Le scorte erano finite come i pochi soldi che avevano e allora pensò di chiedere alla figlia più piccola un sacrificio. A te non potranno negare questo, devi dare la lista che ti prepara la mamma al negoziante Berto e dire: Dopo verranno i miei genitori a pagare! Quanti viaggi con quella borsa! La vita del falegname in quelle condizioni era sempre più difficile. Il freddo gli aveva quasi bloccato le mani; il fornellino a carbone per riscaldare la colla era al lumicino e lui continuava ad alimentarlo con trucioli del legno e a sperare che quelle tavolette di colla, dure e lucide, si sciogliessero in fretta. I giorni passavano, le dune di neve davanti alle case avevano superato un'altezza mai vista, le incertezze e le difficoltà aumentavano.
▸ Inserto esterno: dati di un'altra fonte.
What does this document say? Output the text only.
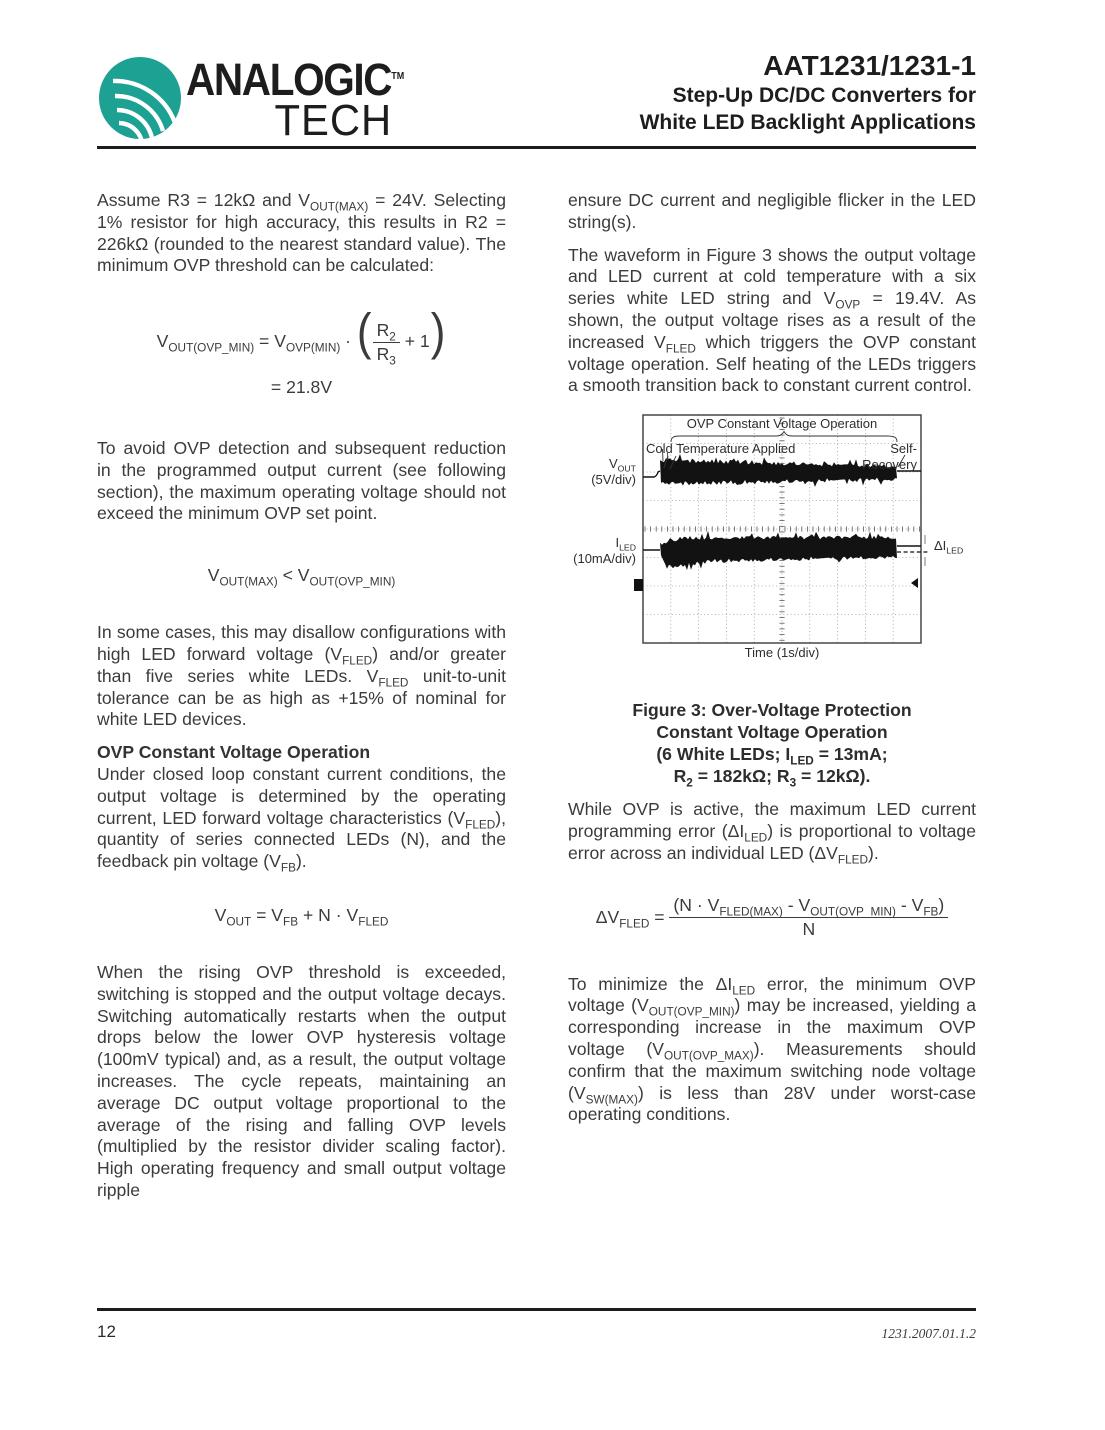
ANALOGIC™
TECH
AAT1231/1231-1
Step-Up DC/DC Converters for
White LED Backlight Applications

Assume R3 = 12kΩ and $V_{OUT(MAX)} = 24V$. Selecting 1% resistor for high accuracy, this results in R2 = 226kΩ (rounded to the nearest standard value). The minimum OVP threshold can be calculated:

$V_{OUT(OVP\_MIN)} = V_{OVP(MIN)}$ · ( $\frac{R_2}{R_3} + 1$)
= 21.8V

To avoid OVP detection and subsequent reduction in the programmed output current (see following section), the maximum operating voltage should not exceed the minimum OVP set point.

$V_{OUT(MAX)} < V_{OUT(OVP\_MIN)}$

In some cases, this may disallow configurations with high LED forward voltage $(V_{FLED})$ and/or greater than five series white LEDs. $V_{FLED}$ unit-to-unit tolerance can be as high as +15% of nominal for white LED devices.

OVP Constant Voltage Operation

Under closed loop constant current conditions, the output voltage is determined by the operating current, LED forward voltage characteristics $(V_{FLED})$, quantity of series connected LEDs (N), and the feedback pin voltage $(V_{FB})$.

$V_{OUT} = V_{FB} + N \cdot V_{FLED}$

When the rising OVP threshold is exceeded, switching is stopped and the output voltage decays. Switching automatically restarts when the output drops below the lower OVP hysteresis voltage (100mV typical) and, as a result, the output voltage increases. The cycle repeats, maintaining an average DC output voltage proportional to the average of the rising and falling OVP levels (multiplied by the resistor divider scaling factor). High operating frequency and small output voltage ripple

ensure DC current and negligible flicker in the LED string(s).

The waveform in Figure 3 shows the output voltage and LED current at cold temperature with a six series white LED string and $V_{OVP} = 19.4V$. As shown, the output voltage rises as a result of the increased $V_{FLED}$ which triggers the OVP constant voltage operation. Self heating of the LEDs triggers a smooth transition back to constant current control.

OVP Constant Voltage Operation
Cold Temperature Applied	Self-Recovery
$V_{OUT}$
(5V/div)
$I_{LED}$
(10mA/div)
$\Delta I_{LED}$
Time (1s/div)
Figure 3: Over-Voltage Protection
Constant Voltage Operation
(6 White LEDs; $I_{LED} = 13mA$;
$R_2 = 182k\Omega$; $R_3 = 12k\Omega$).

While OVP is active, the maximum LED current programming error $(\Delta I_{LED})$ is proportional to voltage error across an individual LED $(\Delta V_{FLED})$.

$\Delta V_{FLED} = \frac{(N \cdot V_{FLED(MAX)} - V_{OUT(OVP\_MIN)} - V_{FB})}{N}$

To minimize the $\Delta I_{LED}$ error, the minimum OVP voltage $(V_{OUT(OVP\_MIN)})$ may be increased, yielding a corresponding increase in the maximum OVP voltage $(V_{OUT(OVP\_MAX)})$. Measurements should confirm that the maximum switching node voltage $(V_{SW(MAX)})$ is less than 28V under worst-case operating conditions.

12	1231.2007.01.1.2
Perché lavoro, se poi non verranno nemmeno a ritirare la merce? Intanto nello stanzone si ammucchiavano parti del suo lavoro: sponde di letti, cassetti, ante d'armadio... Salvatore non voleva arrendersi e pensò anche di completare l'opera lucidando i mobili. Mentre adoperava il guazzo cominciò a sentire che la testa gli girava e l'equilibrio era più instabile. Sembra che invece di lucidare mi stia scolando un boccale di vino. Alla fine della lotta tra lui e il suo lavoro non sembrava più il solito Salvatore forte e ottimista, lo sguardo si era annebbiato, il fisico stremato e non poté che esclamare: Ora aspettiamo che il cielo e gli uomini abbiano compassione di noi!.
La neve si fermò, le strade furono pulite e alla fine di marzo si sentì sferragliare lungo la via un vecchio camion. La ditta aveva rispettato la parola data ed era arrivata a ritirare tutta la merce. La battaglia contro il freddo e la neve era stata dura ma la volontà e il desiderio di traguardi nuovi e più sereni avevano vinto.